Investors maintain a favorable attitude towards gold over the medium to long term; an environment of low rates, persistent macro uncertainty, and elevated equities makes a case for holding gold as a hedge and varier. This view could likely drive demand for gold higher into 2020 and lend support to the current medium-term uptrend. With the gold seasonality effect coming into the picture, investors may look back at the current price level with nostalgic longing at the end of Q1 2020. 

Currency Markets

The Pound

The million-dollar question facing Sterling traders is, will the much-touted 100 billion GBP of real money buying appear? Or will real money hedgers and FDI inflows wait for more certainty on the structure of the new EU vs. UK relationship?
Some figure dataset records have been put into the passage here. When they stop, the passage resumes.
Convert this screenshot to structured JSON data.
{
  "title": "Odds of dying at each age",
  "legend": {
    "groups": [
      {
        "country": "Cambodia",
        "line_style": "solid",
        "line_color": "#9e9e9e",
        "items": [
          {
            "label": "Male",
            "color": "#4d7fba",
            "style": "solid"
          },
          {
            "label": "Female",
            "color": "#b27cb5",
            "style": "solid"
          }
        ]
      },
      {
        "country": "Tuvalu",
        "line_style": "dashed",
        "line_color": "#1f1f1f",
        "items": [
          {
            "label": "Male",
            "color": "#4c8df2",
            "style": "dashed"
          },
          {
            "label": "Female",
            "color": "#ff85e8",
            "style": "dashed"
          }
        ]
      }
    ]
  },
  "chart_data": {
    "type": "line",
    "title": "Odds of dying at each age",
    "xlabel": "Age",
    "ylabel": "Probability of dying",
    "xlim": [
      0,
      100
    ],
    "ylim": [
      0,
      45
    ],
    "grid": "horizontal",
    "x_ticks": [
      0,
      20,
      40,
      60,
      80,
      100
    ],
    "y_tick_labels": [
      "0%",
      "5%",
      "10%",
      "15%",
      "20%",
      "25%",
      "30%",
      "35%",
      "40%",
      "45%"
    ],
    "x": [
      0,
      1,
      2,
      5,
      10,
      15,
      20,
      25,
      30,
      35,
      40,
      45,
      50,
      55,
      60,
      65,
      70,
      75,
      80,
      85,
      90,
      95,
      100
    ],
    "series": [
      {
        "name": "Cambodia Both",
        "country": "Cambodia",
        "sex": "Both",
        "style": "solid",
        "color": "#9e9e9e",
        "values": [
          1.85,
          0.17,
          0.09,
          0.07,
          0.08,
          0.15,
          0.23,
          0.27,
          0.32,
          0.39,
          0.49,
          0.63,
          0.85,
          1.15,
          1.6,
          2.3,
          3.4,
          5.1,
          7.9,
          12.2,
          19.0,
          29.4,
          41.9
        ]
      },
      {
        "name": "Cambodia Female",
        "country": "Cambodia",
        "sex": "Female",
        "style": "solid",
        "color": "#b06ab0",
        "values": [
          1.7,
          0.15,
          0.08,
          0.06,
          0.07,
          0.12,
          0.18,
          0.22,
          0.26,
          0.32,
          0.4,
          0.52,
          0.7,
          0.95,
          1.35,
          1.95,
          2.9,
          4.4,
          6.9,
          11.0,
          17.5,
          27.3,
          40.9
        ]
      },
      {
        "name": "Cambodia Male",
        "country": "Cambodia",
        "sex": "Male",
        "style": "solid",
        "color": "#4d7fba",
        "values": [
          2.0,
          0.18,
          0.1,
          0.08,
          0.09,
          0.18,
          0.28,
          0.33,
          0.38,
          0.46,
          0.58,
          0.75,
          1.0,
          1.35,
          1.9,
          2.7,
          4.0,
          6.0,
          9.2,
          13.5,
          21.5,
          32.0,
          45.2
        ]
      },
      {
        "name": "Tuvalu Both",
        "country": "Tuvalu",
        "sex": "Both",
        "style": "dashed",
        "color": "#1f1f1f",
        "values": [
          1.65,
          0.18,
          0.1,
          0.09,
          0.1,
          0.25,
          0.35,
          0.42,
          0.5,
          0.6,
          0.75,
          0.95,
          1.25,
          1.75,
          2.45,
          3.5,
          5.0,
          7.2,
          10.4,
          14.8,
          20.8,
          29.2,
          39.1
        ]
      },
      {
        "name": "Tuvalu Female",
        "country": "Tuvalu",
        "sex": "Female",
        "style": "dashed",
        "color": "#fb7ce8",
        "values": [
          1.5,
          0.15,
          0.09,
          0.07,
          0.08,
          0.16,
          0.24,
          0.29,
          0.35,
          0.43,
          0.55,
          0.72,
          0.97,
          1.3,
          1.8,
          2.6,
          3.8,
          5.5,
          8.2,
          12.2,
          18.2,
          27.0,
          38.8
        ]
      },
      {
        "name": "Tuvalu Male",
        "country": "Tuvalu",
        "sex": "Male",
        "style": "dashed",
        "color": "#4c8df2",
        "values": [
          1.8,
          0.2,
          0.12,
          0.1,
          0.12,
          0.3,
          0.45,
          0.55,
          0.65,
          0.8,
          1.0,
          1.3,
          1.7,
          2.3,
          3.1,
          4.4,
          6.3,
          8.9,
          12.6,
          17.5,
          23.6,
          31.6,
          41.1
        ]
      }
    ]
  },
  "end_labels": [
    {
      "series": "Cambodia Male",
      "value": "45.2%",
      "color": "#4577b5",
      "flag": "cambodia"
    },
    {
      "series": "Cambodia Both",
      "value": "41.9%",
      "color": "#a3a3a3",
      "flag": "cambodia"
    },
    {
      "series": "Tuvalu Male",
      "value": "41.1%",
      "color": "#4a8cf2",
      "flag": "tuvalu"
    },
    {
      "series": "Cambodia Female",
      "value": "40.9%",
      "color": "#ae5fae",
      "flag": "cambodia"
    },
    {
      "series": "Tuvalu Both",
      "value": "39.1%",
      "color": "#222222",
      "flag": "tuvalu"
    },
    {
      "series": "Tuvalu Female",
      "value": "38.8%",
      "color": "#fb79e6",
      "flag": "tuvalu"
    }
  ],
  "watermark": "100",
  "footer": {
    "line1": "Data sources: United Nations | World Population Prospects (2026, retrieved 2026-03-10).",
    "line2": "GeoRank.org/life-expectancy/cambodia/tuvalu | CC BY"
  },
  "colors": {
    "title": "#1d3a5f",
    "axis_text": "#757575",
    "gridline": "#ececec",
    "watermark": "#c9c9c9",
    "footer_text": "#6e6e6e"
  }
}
Traders will turn focus to the Bank of England’s (BoE)decision this week. What to expect? Don’t expect any change to the Bank’s policy setting. Given the lack of communication since the November Monetary Policy Report, it’s unlikely there will be a rate change as the BoE usually telegraphs rate moves. But beware of a change in the voting split which could lean on the dovish sided and dent near term GBP sentiment.


The second half of December is typically associated with robust seasonal demand for risk assets and given the market has cleared three significant overhangs (UK election, USMCA, December 15 tariffs). Investors’ risk appetites may be supported despite the expected gyration in the trade talk narrative. This notion could bring focus on the AUD and NZD as traders begin the process of positioning for the Big global growth rebound trade of 2020

The Yuan 

The Yuan surged to below 6.95 Friday on what was thought to be a robust trade deal — but then backtracked after the reference rate fix, which held above 7, indicating an unwillingness for the PBoC to strengthen the Yuan quickly. Eventually, the Yuan gave up more ground and then traded above the 7 handles after as the market was disappointed by the details in the phase one trade deal and particularly the level of the tariffs rolled back. The Yuan momentum is a linear function of the degree of US tariff rollbacks.

The Ringgit

A partial trade deal is better than no deal and certainly a whole lot better than trade war escalation, which should reinvigorate demand for the Ringgit as the market has managed to navigate numerous worst-case scenarios this month successfully. But critical in this view, which should increase investor’s need for carry trade, is the less hawkish Fed who have signaled a lower for longer if not a lower forever interest rate policy.

Also, the Petronas deal is being viewed in a favorable light and attracting some foreign flows to the KLCI as Petronas stocks are a significant component of Malaysia’s key stock index and could also be stocking demand for the Ringgit.